Untuk jarak menarik becaknya sendiri, menurut Ato, cukup jauh. Pernah, Ato mendapatkan orderan penumpang dari Cirebon sampai Jatibarang, Indramayu, dengan jarak tempuh menggunakan becak hampir 5 jam. Saking banyaknya, dari hasil menarik becak, bisa digunakan Ato untuk membangun rumah dan menyekolahkan kedua anaknya hingga tamat SMA.
"Dulu, tukang becak tuh pada bisa bikin rumah, pada bisa menyekolahkan anak meski sampai SMA, ibaratnya buat makan bisa buat menabung bisa. Saya narik becak sampai Jatibarang, Losari, Palimanan, atau Ciperna, itu kuat saya karena masih muda, " tutur Ato.

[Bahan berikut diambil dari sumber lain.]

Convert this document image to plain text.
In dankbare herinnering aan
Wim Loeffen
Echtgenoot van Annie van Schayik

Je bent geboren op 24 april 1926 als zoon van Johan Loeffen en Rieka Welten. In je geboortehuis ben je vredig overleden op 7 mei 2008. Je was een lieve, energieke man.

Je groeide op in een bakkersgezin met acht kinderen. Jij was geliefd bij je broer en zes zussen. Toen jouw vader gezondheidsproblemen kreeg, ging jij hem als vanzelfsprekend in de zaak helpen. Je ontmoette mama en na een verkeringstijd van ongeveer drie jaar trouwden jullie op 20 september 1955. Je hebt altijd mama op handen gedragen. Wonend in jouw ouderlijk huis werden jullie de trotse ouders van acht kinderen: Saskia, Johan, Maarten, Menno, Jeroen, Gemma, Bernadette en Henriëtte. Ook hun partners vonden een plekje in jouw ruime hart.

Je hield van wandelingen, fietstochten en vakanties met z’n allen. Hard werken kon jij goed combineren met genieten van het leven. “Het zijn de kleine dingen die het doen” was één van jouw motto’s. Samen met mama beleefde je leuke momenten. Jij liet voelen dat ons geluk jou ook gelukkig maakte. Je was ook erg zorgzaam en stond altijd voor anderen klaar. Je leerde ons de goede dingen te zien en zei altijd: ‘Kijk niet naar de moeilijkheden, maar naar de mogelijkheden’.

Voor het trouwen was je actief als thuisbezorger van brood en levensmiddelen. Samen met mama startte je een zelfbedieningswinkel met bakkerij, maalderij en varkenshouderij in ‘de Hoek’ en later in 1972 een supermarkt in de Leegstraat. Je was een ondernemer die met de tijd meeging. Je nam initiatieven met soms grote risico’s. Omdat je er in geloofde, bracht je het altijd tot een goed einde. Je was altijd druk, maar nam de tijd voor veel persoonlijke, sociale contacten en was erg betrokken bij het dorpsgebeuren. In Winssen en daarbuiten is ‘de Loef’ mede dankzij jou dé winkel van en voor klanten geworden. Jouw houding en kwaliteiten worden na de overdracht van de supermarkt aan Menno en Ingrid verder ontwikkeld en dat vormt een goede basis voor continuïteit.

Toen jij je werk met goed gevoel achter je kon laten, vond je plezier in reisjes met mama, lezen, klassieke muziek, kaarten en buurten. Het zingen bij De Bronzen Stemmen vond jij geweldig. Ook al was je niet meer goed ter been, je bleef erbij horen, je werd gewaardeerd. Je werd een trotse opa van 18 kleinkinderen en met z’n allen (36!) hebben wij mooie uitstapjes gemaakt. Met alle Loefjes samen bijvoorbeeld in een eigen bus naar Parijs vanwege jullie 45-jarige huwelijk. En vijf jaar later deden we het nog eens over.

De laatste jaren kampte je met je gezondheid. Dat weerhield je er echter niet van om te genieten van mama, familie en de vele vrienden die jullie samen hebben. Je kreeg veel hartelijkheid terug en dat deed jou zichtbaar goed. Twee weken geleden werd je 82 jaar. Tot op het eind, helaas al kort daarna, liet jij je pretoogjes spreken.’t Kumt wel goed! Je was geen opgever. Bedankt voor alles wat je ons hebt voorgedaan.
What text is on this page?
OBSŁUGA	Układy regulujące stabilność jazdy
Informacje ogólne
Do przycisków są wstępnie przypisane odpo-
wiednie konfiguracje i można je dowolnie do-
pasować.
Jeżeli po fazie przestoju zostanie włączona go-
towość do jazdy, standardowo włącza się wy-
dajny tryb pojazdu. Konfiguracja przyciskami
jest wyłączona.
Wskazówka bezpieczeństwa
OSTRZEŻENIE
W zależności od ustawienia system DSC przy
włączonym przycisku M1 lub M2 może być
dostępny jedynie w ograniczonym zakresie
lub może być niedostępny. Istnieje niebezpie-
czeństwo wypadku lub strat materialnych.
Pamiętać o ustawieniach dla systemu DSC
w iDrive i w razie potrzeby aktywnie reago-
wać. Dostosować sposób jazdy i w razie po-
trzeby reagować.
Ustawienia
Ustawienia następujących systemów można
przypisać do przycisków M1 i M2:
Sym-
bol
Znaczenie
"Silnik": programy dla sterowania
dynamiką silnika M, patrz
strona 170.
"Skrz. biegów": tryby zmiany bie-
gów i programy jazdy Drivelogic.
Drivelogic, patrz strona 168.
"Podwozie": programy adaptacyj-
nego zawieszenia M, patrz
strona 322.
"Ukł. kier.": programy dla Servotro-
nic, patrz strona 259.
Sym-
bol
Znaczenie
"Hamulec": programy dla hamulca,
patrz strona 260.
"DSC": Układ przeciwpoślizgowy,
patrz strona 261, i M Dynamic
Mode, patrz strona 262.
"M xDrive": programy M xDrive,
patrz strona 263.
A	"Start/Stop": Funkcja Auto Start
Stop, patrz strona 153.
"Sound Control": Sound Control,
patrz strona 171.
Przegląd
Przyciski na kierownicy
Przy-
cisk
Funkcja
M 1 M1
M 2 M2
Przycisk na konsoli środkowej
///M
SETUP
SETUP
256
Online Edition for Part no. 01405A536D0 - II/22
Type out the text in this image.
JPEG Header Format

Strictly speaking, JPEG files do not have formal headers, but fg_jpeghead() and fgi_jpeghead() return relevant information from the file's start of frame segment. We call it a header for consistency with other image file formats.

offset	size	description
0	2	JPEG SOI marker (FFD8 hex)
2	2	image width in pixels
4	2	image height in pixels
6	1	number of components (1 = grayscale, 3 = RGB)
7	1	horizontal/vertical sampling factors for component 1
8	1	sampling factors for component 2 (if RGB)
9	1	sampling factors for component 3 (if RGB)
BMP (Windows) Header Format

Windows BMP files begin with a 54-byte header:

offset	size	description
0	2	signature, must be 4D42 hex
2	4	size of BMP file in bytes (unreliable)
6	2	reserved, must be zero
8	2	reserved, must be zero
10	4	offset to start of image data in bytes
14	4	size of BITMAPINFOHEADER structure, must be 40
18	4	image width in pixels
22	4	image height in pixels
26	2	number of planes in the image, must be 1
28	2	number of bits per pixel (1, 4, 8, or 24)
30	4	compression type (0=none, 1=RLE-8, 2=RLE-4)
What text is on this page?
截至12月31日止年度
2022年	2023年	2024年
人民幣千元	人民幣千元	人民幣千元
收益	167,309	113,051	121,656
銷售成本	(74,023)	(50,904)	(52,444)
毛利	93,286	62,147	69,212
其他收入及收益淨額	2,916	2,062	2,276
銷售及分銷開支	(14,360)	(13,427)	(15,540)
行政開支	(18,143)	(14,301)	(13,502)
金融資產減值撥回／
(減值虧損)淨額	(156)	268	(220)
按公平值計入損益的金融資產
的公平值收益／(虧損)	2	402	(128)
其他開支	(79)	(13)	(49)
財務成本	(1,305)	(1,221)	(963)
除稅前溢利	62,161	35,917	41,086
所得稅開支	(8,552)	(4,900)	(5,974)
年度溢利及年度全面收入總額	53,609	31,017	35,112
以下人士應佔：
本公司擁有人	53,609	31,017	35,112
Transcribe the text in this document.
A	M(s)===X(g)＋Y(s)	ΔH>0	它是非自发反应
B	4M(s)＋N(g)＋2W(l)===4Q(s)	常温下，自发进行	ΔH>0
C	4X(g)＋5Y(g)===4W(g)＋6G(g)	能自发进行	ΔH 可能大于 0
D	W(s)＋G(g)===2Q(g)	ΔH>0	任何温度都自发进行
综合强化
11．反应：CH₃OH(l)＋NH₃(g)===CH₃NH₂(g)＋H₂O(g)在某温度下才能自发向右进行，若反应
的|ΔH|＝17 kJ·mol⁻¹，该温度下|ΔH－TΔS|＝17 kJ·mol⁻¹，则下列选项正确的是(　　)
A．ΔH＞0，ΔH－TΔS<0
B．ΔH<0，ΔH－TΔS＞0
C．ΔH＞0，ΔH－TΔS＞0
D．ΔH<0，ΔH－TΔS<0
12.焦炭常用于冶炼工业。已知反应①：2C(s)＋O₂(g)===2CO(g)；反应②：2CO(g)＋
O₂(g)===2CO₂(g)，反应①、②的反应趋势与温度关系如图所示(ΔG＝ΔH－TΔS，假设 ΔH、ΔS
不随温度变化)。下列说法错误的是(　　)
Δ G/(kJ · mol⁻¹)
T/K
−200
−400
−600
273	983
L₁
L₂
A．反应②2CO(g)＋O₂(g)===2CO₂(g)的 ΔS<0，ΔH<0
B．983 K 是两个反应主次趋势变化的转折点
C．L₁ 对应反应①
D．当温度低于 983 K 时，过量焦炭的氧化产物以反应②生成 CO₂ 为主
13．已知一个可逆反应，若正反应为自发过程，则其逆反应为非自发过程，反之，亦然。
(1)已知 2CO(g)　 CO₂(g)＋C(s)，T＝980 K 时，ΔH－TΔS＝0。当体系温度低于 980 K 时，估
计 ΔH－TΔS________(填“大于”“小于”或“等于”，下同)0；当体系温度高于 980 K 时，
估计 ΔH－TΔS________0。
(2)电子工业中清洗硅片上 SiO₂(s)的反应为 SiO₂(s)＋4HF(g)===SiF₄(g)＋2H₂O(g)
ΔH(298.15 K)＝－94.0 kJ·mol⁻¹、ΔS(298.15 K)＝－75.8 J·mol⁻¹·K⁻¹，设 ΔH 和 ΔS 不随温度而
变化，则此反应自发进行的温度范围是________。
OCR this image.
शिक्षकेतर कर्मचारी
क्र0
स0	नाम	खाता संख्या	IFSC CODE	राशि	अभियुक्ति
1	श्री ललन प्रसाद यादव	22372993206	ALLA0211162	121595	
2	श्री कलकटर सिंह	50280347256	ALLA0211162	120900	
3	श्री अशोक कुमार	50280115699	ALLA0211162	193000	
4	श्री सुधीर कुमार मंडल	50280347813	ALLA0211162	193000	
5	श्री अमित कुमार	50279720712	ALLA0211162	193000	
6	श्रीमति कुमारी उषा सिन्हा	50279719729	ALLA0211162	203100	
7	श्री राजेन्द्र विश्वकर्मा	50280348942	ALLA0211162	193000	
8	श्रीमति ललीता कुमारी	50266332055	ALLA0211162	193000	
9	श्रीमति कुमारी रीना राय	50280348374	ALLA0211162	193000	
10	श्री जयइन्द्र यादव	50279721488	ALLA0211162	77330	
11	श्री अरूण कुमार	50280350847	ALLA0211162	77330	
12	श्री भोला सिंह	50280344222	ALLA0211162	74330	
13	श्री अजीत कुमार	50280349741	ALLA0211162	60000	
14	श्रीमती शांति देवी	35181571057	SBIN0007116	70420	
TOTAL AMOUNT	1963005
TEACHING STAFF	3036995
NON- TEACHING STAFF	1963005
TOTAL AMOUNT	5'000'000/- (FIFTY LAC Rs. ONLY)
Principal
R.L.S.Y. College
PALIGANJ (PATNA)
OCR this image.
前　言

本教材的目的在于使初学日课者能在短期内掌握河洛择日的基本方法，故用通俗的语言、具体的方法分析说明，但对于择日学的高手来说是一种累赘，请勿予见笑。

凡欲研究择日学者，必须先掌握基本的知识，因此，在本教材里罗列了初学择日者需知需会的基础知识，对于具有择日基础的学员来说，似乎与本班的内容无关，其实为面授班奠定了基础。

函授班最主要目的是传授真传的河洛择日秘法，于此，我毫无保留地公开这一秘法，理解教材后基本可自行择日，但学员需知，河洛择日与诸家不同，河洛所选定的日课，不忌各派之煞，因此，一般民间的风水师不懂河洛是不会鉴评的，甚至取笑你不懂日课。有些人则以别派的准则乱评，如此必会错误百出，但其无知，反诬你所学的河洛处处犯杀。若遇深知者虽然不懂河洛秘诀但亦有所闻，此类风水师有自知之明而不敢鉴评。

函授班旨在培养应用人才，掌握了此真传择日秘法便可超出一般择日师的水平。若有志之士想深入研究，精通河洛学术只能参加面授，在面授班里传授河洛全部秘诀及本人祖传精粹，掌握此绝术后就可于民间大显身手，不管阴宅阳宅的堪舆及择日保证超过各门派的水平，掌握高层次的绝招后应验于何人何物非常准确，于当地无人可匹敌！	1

Namun, itu dahulu, sekarang, becak menjadi kurang diminati. Menurutnya, becak mulai kurang diminati sekitar tahun 2004. Kala itu, sistem kredit untuk membeli motor mulai marak digunakan. Menurut Ato, hal ini menyebabkan orang menjadi semakin mudah untuk membeli motor sendiri. Puncaknya di tahun 2014, saat itu ojek online mulai bermunculan, yang menyebabkan usaha menarik becaknya menjadi semakin terpuruk.
"Sekarang tukang becaknya tinggal sedikit, sudah pada ganti profesi, dari mulai kuli, petani sampai nelayan. Penyebabnya, dulu orang banyak beli motor, lama-lama jadi tukang ojek, terus ditambah sekarang malah ojeknya jadi ojek online," tutur Ato.
Bahkan untuk pendapatan sendiri, menurut Ato, menurun drastis, dari yang dahulu bisa menabung dan membeli rumah, sekarang malah untuk makan saja susah. Tak jarang, hanya untuk makan, Ato harus berutang terlebih dahulu.
"Sekarang mah sepi, saya saja dari pagi ini sampai sekarang itu belum narik penumpang, seperak pun belum dapat duit, sampai makan siang saja saya utang dulu di warung, kadang bisa beberapa hari, nggak dapat. Terus kalau dapat juga palingan di bawah Rp 100.000, itu juga nanti dibuat bayar utang,"tutur Ato.
Meski sadar penghasilannya menurun, Ato sendiri masih tetap setia berprofesi menjadi penarik becak. Menurut Ato, dirinya tidak punya keahlian lain, hanya menjadi tukang becak, satu-satunya cara agar ia bisa tetap mencari rezeki. Untuk memenuhi kebutuhan sehari-hari, Ato dibantu oleh anaknya yang sudah bekerja.
"Masih tetap jadi tukang becak, mau bagaimana lagi. Mau jadi tukang ojek online, pakai hp sama aplikasi saya nggak ngerti, nggak ada modal, saya sudah umur segini, nggak mengerti. Jadi bertahan sama disyukuri saja. Untuk beli beras ada dibantu dari anak, " tutur Ato.
Besar harapan Ato, ke depan pemerintah dapat lebih memperhatikan lagi tukang becak seperti dirinya. "Saya sih maunya lebih diperhatikan lah tukang becak kayak saya, teknologi terlalu cepat, orang-orang kayak saya tuh bingung harus gimana lagi, hanya bisa berangkat dari rumah tetap berusaha buat nyari rezeki," pungkas Ato.